One of the few strong attractions of independence for me is the chance to backpedal on our island’s collective delusions of grandeur and to better reflect Scottish thinking in our policies – that we don’t rule the world with either a carrot or a stick. I did a calculation in a recent blog post that if the UK reduced spending on defence to Scandinavian levels, putting confidence in the UN/Nato, then we would save £24.4bn a year. Scotland’s share of that saving would presumably be around £2.4bn each year.

So I was initially dismayed by the SNP’s reaction to the closure of Leuchars and Kinloss as air bases. We pay too much for Defence relative to other nations of our size and we can’t have it both ways, we can’t seek to save money from no longer being the world’s policeman while protesting about cuts in Defence. Maybe this ‘grudge and grievance’ charge against the SNP stacks up after all.

However, that dismay lifted when I read Jennifer Dempsie’s excellent piece in the Scotland on Sunday. Jennifer makes a compelling argument in favour of a Scottish Army in light of the disproportionate level of cuts and under-spend that Scotland has suffered via the Defence Budget in the past decade.

If people are blinkered to make comparisons between Scotland and England when there’s a whole wide world out there then I for one am equally guilty in regularly citing Scandinavian countries as the perfect place for Scotland to copy, though recent events alone show that they are not insulated from the most unimaginable of horrors. On defence spending however I do believe that they have the right balance in terms of GDP spend and how safe the citizens seem to feel, particularly given how likely (or not likely) an attack on the peaceful Scandinavians would be. Would Scotland be as at risk of a repeat of the Glasgow Airport attacks if it was visibly moving away from the imperialist Britannia of old? We can’t know for sure but there are further benefits that would accrue from such a move.

The UK spends 2.7% of GDP on defence while Sweden spends 1.2%, Norway 1.6% and Denmark 1.4%. Jennifer stated in her article that “the Royal Norwegian Air Force operates more than 117 aircraft from seven airbases, the Royal Danish Air Force, which operates more than 111 aircraft from three airbases, and the Royal Swedish Air Force, which operates more than 187 aircraft from seven airbases.”

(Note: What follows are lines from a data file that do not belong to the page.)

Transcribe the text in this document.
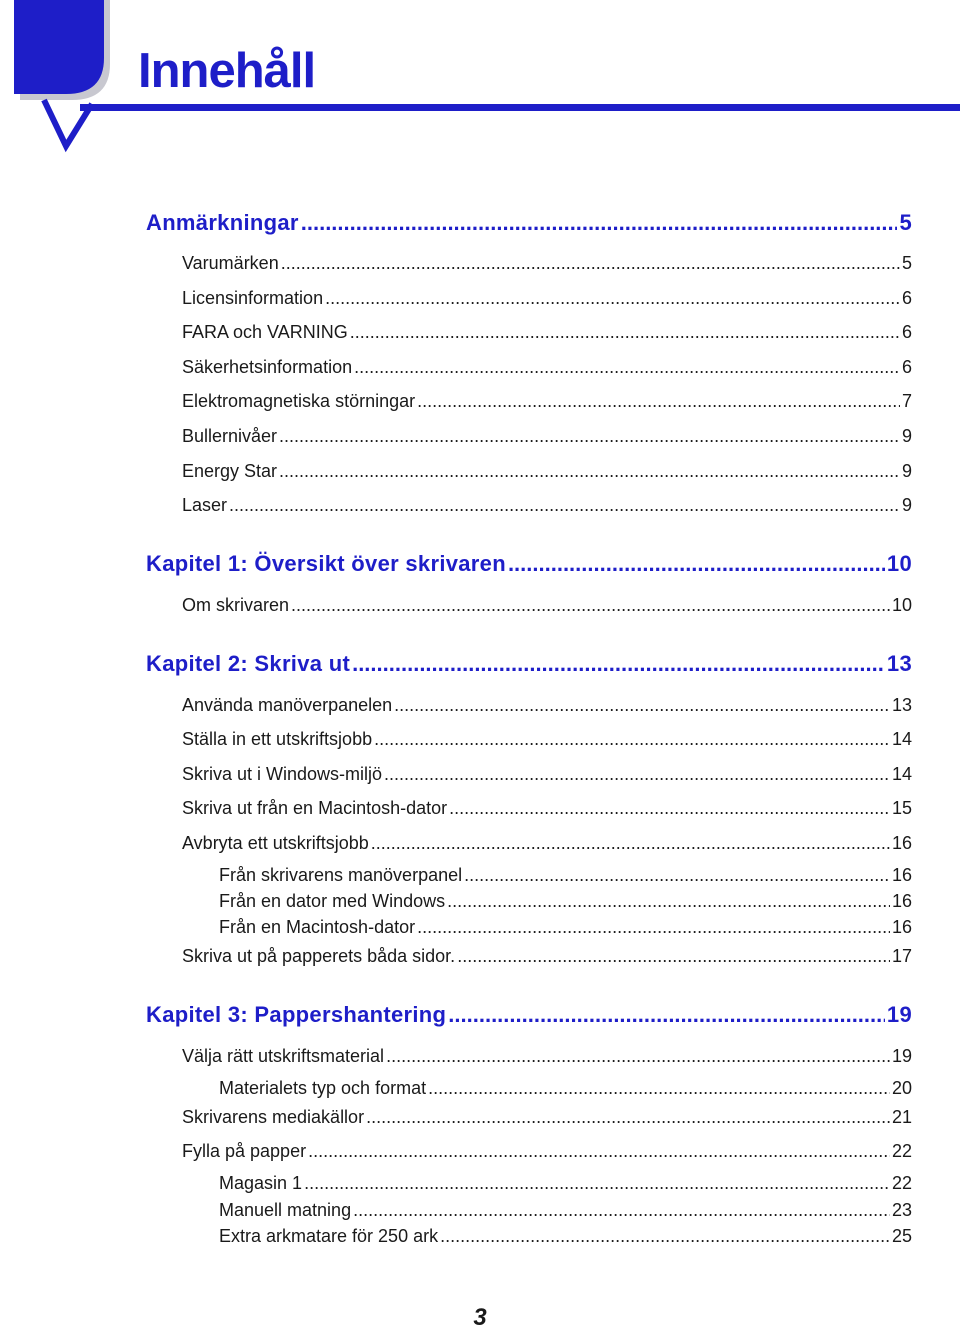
Innehåll
Anmärkningar .....	5
Varumärken .....	5
Licensinformation .....	6
FARA och VARNING .....	6
Säkerhetsinformation .....	6
Elektromagnetiska störningar .....	7
Bullernivåer .....	9
Energy Star .....	9
Laser .....	9
Kapitel 1: Översikt över skrivaren .....	10
Om skrivaren .....	10
Kapitel 2: Skriva ut .....	13
Använda manöverpanelen .....	13
Ställa in ett utskriftsjobb .....	14
Skriva ut i Windows-miljö .....	14
Skriva ut från en Macintosh-dator .....	15
Avbryta ett utskriftsjobb .....	16
Från skrivarens manöverpanel .....	16
Från en dator med Windows .....	16
Från en Macintosh-dator .....	16
Skriva ut på papperets båda sidor. .....	17
Kapitel 3: Pappershantering .....	19
Välja rätt utskriftsmaterial .....	19
Materialets typ och format .....	20
Skrivarens mediakällor .....	21
Fylla på papper .....	22
Magasin 1 .....	22
Manuell matning .....	23
Extra arkmatare för 250 ark .....	25
3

Scotland paid too high a price for forays into Iraq and Afghanistan without a sizeable Allied force and Scotland still pays too high a price for holding nuclear weapons in our waters. The numbers above prove beyond reasonable doubt that we can operate more than one measly air base in an independent Scotland if we rearranged our priorities away from playing the world like a board game, away from army boys wanting ever shinier toys, to a more peaceable, Scandinavian model where we involve ourselves in foreign missions in lower numbers and with a broader European/global consensus as to when action is necessary, while still maintaining a strong proud record of air defence and knowledge.

Based on a Scandinavian model, a Scottish defence budget would be less than the Scottish share of a UK budget and consequently would provide hundreds of millions of change leftover after keeping Leuchars and Kinloss as the air bases that the local community wants them to be.

With the debate around independence bizarrely focussing on Britishness in recent weeks, leading to Pete Wishart’s welcome rebuttal on Better Nation the other day, I can only hope that the public doesn’t lose sight of the facts and figures that shows what the pros and cons of a separate Scotland actually are.